Members of the Devrimci Demokrasi staff told Reporters Without Borders that Aktas was threatened by the police on 29 March, a day before the shooting, as he was helping a child who had been shot during a demonstration. A policeman allegedly told him: “We know you. Take care. You will see.” The newspaper said in one of its statements that the family had accused doctors of neglecting Aktas and of leaving him unattended on a stretcher for 24 hours.
Violence broke out on 28 March in Diyarbakir, the largest city in this mainly Kurdish area, where there have been repeated protests since 14 rebels of the Kurdistan Workers Party (PKK/Kongra-Gel) - the former PKK - were killed by the army. Twelve people were killed in the rioting, which then spread to Istanbul. Three more people were killed in Istanbul when masked pro-PKK demonstrators threw a Molotov cocktail at a bus. Rumours have meanwhile circulated of the Turkish army using chemical weapons in its operations.

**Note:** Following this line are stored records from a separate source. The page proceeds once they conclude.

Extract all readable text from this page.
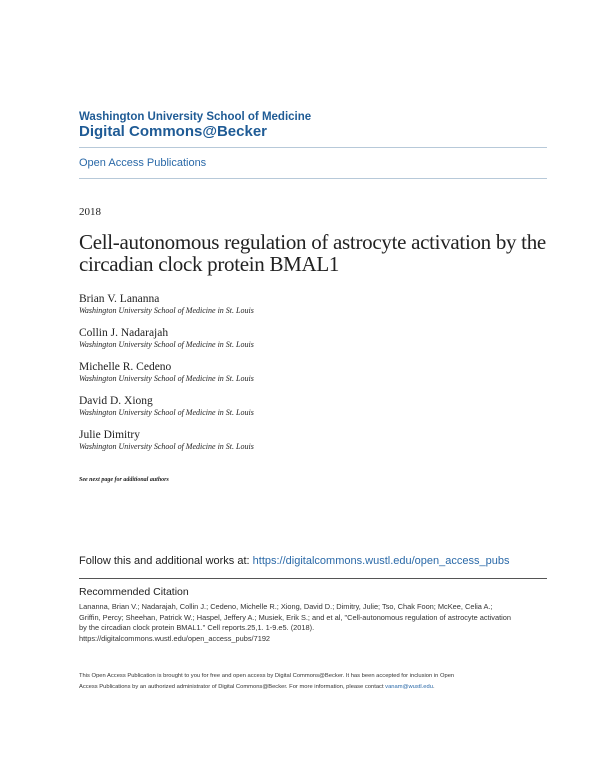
Washington University School of Medicine
Digital Commons@Becker
Open Access Publications
2018
Cell-autonomous regulation of astrocyte activation by the circadian clock protein BMAL1
Brian V. Lananna
Washington University School of Medicine in St. Louis
Collin J. Nadarajah
Washington University School of Medicine in St. Louis
Michelle R. Cedeno
Washington University School of Medicine in St. Louis
David D. Xiong
Washington University School of Medicine in St. Louis
Julie Dimitry
Washington University School of Medicine in St. Louis
See next page for additional authors
Follow this and additional works at: https://digitalcommons.wustl.edu/open_access_pubs
Recommended Citation
Lananna, Brian V.; Nadarajah, Collin J.; Cedeno, Michelle R.; Xiong, David D.; Dimitry, Julie; Tso, Chak Foon; McKee, Celia A.;
Griffin, Percy; Sheehan, Patrick W.; Haspel, Jeffery A.; Musiek, Erik S.; and et al, "Cell-autonomous regulation of astrocyte activation
by the circadian clock protein BMAL1." Cell reports.25,1. 1-9.e5. (2018).
https://digitalcommons.wustl.edu/open_access_pubs/7192
This Open Access Publication is brought to you for free and open access by Digital Commons@Becker. It has been accepted for inclusion in Open
Access Publications by an authorized administrator of Digital Commons@Becker. For more information, please contact vanam@wustl.edu.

Cameraman Sakir Uygar of the pro-Kurdish news agency Diha also sustained a gunshot wound during the same 30 March demonstration in Diyarbakir that Aktas attended. He suffered tibia and fibula fractures and had to undergo an operation in which doctors installed a plate. In the course of the disturbances, demonstrators threw stones at the headquarters of the newspaper Batman in the nearby city of Batman, breaking windows.
Metin Göktepe, a photographer with the far-left daily Evrensel, was arrested by anti-riot police for “talking too much” at a roadblock near Istanbul on 8 January 1996 as he was returning from the funeral of two political prisoners killed in jail. The police beat him badly several times and then left him, without getting him any treatment for his injuries, from which he died later that day.
A total of 48 police officers were charged in the course of an interior ministry investigation into the case. At least 11 of them were suspected of being directly involved in Göktepe's death. The trial last several years. On 20 January 2000, the supreme court upheld sentences of seven and a half years for five policemen convicted of “involuntary homicide.”